Finding Antietam: A Guide’s Story, Randy Buchman

This is the tenth essay in our monthly series “Finding Antietam – A Guide’s Story.” Each month, we’ll feature the story of one of our guides and what sparked their interest in Antietam and the Civil War and why they became an Antietam Battlefield Guide. Antietam Battlefield Guide Randy Buchman’s interest in the battle grew from an eighth-grade school project.

Randy Buchman at the Cornfield.

In the fall of 1968 in my eighth-grade history class in New Jersey, the teacher assigned a project that we could each pick one Civil War battle about which to write a research paper. I chose Antietam for two reasons. First, it is a very cool-sounding word (that in Indian talk means “fast-flowing waters”). And secondly, I knew this was the biggest battle in the state of Maryland. And having a beloved older sister and brother-in-law who lived in the Baltimore area, I was fascinated with all things related to the state.

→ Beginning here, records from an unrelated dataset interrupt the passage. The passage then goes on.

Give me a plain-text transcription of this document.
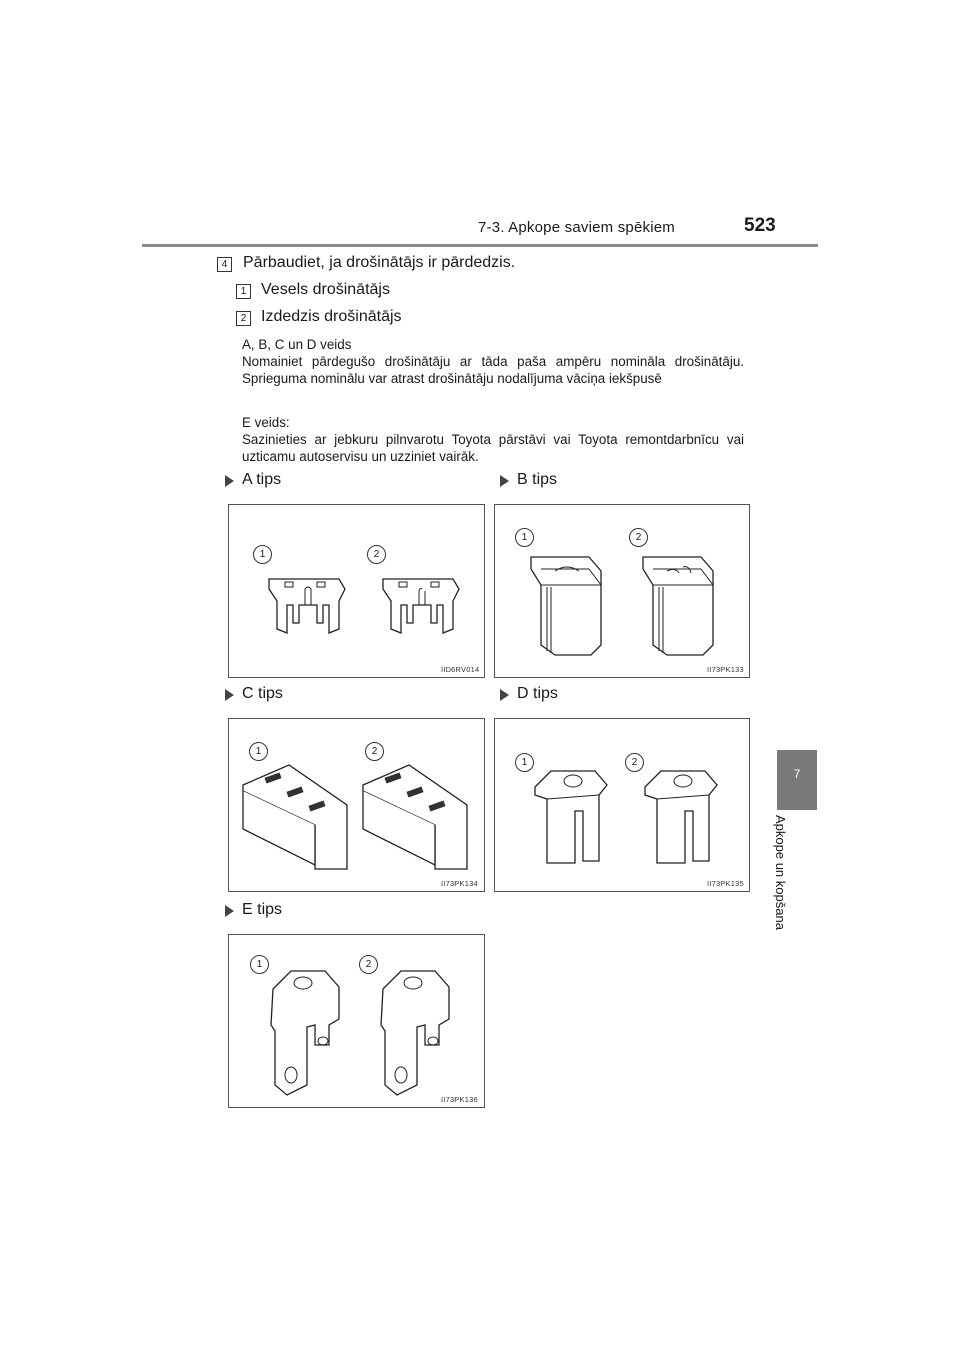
7-3. Apkope saviem spēkiem	523
7
Apkope un kopšana
4 Pārbaudiet, ja drošinātājs ir pārdedzis.
1 Vesels drošinātājs
2 Izdedzis drošinātājs
A, B, C un D veids
Nomainiet pārdegušo drošinātāju ar tāda paša ampēru nomināla drošinātāju. Sprieguma nominālu var atrast drošinātāju nodalījuma vāciņa iekšpusē
E veids:
Sazinieties ar jebkuru pilnvarotu Toyota pārstāvi vai Toyota remontdarbnīcu vai uzticamu autoservisu un uzziniet vairāk.
A tips	B tips
C tips	D tips
E tips
1	2
IID6RV014
1	2
II73PK133
1	2
II73PK134
1	2
II73PK135
1	2
II73PK136
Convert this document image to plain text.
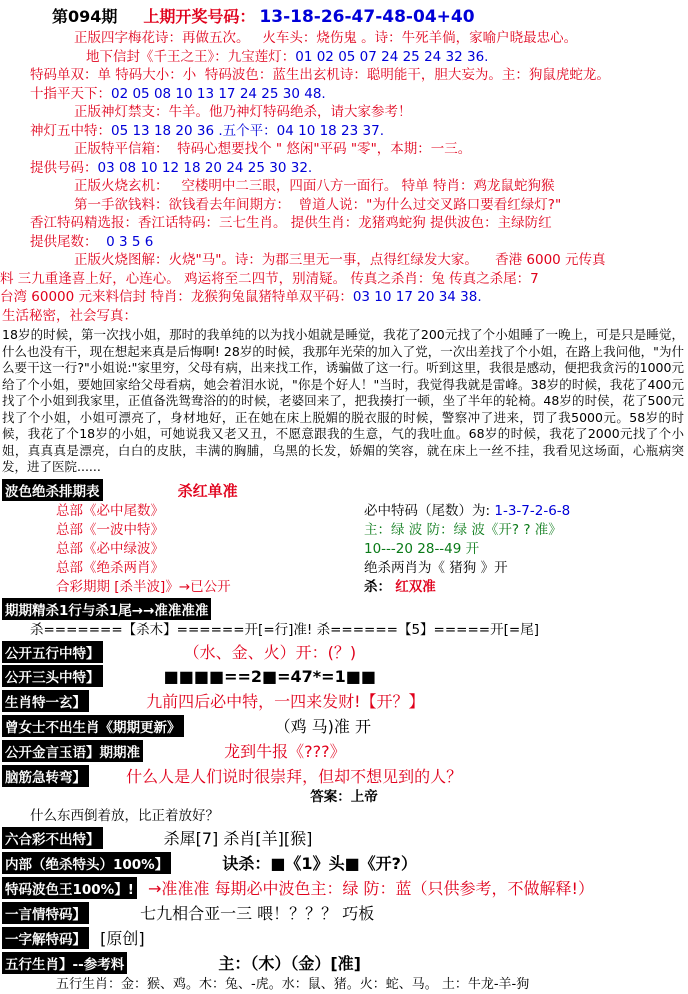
第094期 上期开奖号码： 13-18-26-47-48-04+40
正版四字梅花诗：再做五次。 火车头：烧伤鬼 。诗：牛死羊倘，家喻户晓最忠心。
地下信封《千王之王》：九宝莲灯：01 02 05 07 24 25 24 32 36.
特码单双：单 特码大小：小  特码波色：蓝生出玄机诗：聪明能干，胆大妄为。主：狗鼠虎蛇龙。
十指平天下：02 05 08 10 13 17 24 25 30 48.
正版神灯禁支：牛羊。他乃神灯特码绝杀，请大家参考！
神灯五中特：05 13 18 20 36 .五个平：04 10 18 23 37.
正版特平信箱： 特码心想要找个 " 悠闲"平码 "零"，本期：一三。
提供号码：03 08 10 12 18 20 24 25 30 32.
正版火烧玄机： 空楼明中二三眼，四面八方一面行。 特单 特肖：鸡龙鼠蛇狗猴
第一手欲钱料：欲钱看去年间期方： 曾道人说："为什么过交叉路口要看红绿灯?"
香江特码精选报：香江话特码：三七生肖。 提供生肖：龙猪鸡蛇狗 提供波色：主绿防红
提供尾数： 0 3 5 6
正版火烧图解：火烧"马"。诗：为郡三里无一事，点得红绿发大家。 香港 6000 元传真
料 三九重逢喜上好，心连心。 鸡运将至二四节，别清疑。 传真之杀肖：兔 传真之杀尾：7
台湾 60000 元来料信封 特肖：龙猴狗兔鼠猪特单双平码：03 10 17 20 34 38.
生活秘密，社会写真：
18岁的时候，第一次找小姐，那时的我单纯的以为找小姐就是睡觉，我花了200元找了个小姐睡了一晚上，可是只是睡觉，什么也没有干，现在想起来真是后悔啊! 28岁的时候，我那年光荣的加入了党，一次出差找了个小姐，在路上我问他，"为什么要干这一行?"小姐说:"家里穷，父母有病，出来找工作，诱骗做了这一行。听到这里，我很是感动，便把我贪污的1000元给了个小姐，要她回家给父母看病，她会着泪水说，"你是个好人！"当时，我觉得我就是雷峰。38岁的时候，我花了400元找了个小姐到我家里，正值备洗鸳鸯浴的的时候，老婆回来了，把我揍打一顿，坐了半年的轮椅。48岁的时侯，花了500元找了个小姐，小姐可漂亮了，身材地好，正在她在床上脱媚的脱衣服的时候，警察冲了进来，罚了我5000元。58岁的时候，我花了个18岁的小姐，可她说我又老又丑，不愿意跟我的生意，气的我吐血。68岁的时候，我花了2000元找了个小姐，真真真是漂亮，白白的皮肤，丰满的胸脯，乌黑的长发，娇媚的笑容，就在床上一丝不挂，我看见这场面，心瓶病突发，进了医院......
波色绝杀排期表	杀红单准
总部《必中尾数》	必中特码（尾数）为: 1-3-7-2-6-8
总部《一波中特》	主：绿 波 防：绿 波《开? ? 准》
总部《必中绿波》	10---20 28--49 开
总部《绝杀两肖》	绝杀两肖为《 猪狗 》开
合彩期期 [杀半波]》→已公开	杀： 红双准
期期精杀1行与杀1尾→→准准准准
杀=======【杀木】======开[=行]准! 杀======【5】=====开[=尾]
公开五行中特】	（水、金、火）开：(？)
公开三头中特】	■■■■==2■=47*=1■■
生肖特一玄】	九前四后必中特，一四来发财!【开？】
曾女士不出生肖《期期更新》	（鸡 马)准 开
公开金言玉语】期期准	龙到牛报《???》
脑筋急转弯】	什么人是人们说时很崇拜，但却不想见到的人？
答案：上帝
什么东西倒着放，比正着放好？
六合彩不出特】	杀犀[7] 杀肖[羊][猴]
内部（绝杀特头）100%】	诀杀：■《1》头■《开?）
特码波色王100%】! →准准准 每期必中波色主：绿 防：蓝（只供参考，不做解释!）
一言情特码】	七九相合亚一三 喂！？？？ 巧板
一字解特码】 [原创]
五行生肖】--参考料	主：（木）（金）[准]
五行生肖：金：猴、鸡。木：兔、-虎。水：鼠、猪。火：蛇、马。 土：牛龙-羊-狗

Soon after finishing the paper, my family celebrated Thanksgiving together in Baltimore. The next day, I talked my father and brother-in-law into driving me an hour west to visit the historic Antietam National Battlefield. It was a cold day with sleet and freezing rain, but I was totally in my element. In retrospect, that was my first narrative tour of the Battlefield as I excitedly told my family about the events surrounding the Cornfield, Bloody Lane, and Burnside’s Bridge.

I could have never imagined at that time that 26 years later I would answer the call of a Hagerstown area church to come serve as their pastor and that I would build a home on the Potomac just miles from the historic battlefield. It was a joy to live so close to this sacred place of special interest and to grow into a deeper understanding of the unique place of this battle and of the Maryland Campaign within our nation’s history.

Another 12 years after becoming a local resident, a close friend was organizing an effort to establish the Antietam Battlefield Guides. Knowing of my interests and of a research project that I was undertaking at that time toward the possible writing of a book on Civil War General Abner Doubleday, he invited me to seek acceptance into the initial group of certified guides. And it was my privilege to become one of those who established the guide service in 2006.

Since that time, I have been around the Battlefield with about 800 groups of visitors. Along with the amazing privilege of sharing this most pristine of historical sites especially with families and school groups, it has been a joy to meet many interesting people. Among them have been descendants of Generals Meade and French, as well as noted journalists, congressional members and staffers, and even a presidential cabinet officer.

But my mind always returns to that first visit in the autumn of 1968, and the delight of a young teenager who imagined history coming alive upon the very terrain being traversed. And it is my effort to bring that enthusiasm and imagination to each and every visitor I am privileged to meet. This is a special place, worthy of the extraordinary efforts to retain both its beauty and sacred solemnity. It is a place everyone needs to experience, and I would love to share it with you.

Cloud formations over the Otto Farm.